Wie man sich richtig bettet – das wissen Elke und Ariane Obertautsch. Gemeinsam führen sie den Matratzenproduzenten „elky“ aus St. Michael ob Bleiburg in dritter und vierter Generation. Seit 1927 wird dort jede Matratze sorgfältig angefertigt.

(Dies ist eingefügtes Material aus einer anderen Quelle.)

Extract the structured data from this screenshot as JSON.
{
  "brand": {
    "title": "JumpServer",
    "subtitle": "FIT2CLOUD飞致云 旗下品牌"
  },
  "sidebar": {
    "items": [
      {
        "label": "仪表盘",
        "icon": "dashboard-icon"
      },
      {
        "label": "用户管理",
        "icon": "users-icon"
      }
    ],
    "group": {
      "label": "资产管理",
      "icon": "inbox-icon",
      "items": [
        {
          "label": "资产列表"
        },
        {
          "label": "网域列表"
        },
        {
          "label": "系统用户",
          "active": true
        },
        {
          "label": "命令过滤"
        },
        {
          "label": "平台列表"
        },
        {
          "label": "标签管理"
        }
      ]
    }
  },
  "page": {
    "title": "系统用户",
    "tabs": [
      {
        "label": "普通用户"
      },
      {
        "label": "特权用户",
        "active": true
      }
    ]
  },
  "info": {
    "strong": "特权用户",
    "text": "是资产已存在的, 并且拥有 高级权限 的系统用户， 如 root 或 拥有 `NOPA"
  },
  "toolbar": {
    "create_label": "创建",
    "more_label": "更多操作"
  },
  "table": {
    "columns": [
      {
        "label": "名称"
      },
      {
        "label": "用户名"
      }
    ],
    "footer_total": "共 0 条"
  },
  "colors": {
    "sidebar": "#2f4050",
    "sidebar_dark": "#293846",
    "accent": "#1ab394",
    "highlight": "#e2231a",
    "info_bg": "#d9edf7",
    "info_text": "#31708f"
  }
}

© Peter Just Elke und Ariane Obertautsch führen gemeinsam den Familienbetrieb. Ihre himmlische Ruhe genießen sie auf einer Strohmatratze.

Entweder man schläft im Wald oder auf einer „elky“ – das meinte Elke Obertautsch einmal zu ihrer Tochter Ariane. „Im Wald ist man total geerdet, läuft barfuß herum und berührt die Natur.“ Genauso fühlt es sich für die Unternehmerin aus St. Michael ob Bleiburg an, wenn sie auf einer Naturmatratze schläft. „Man kann sie umarmen, man riecht die Materialien. Es ist wichtig, dass man sich in der heutigen Zeit mit Natur umgibt. Man kommt abends von der Arbeit nachhause und ist oft angespannt. In der Nacht sollte man sich von diesen Belastungen befreien und entladen können.“ Damit das auch funktioniert, braucht es die richtige Schlafumgebung samt richtiger „Unterlage“, sprich die richtige Matratze.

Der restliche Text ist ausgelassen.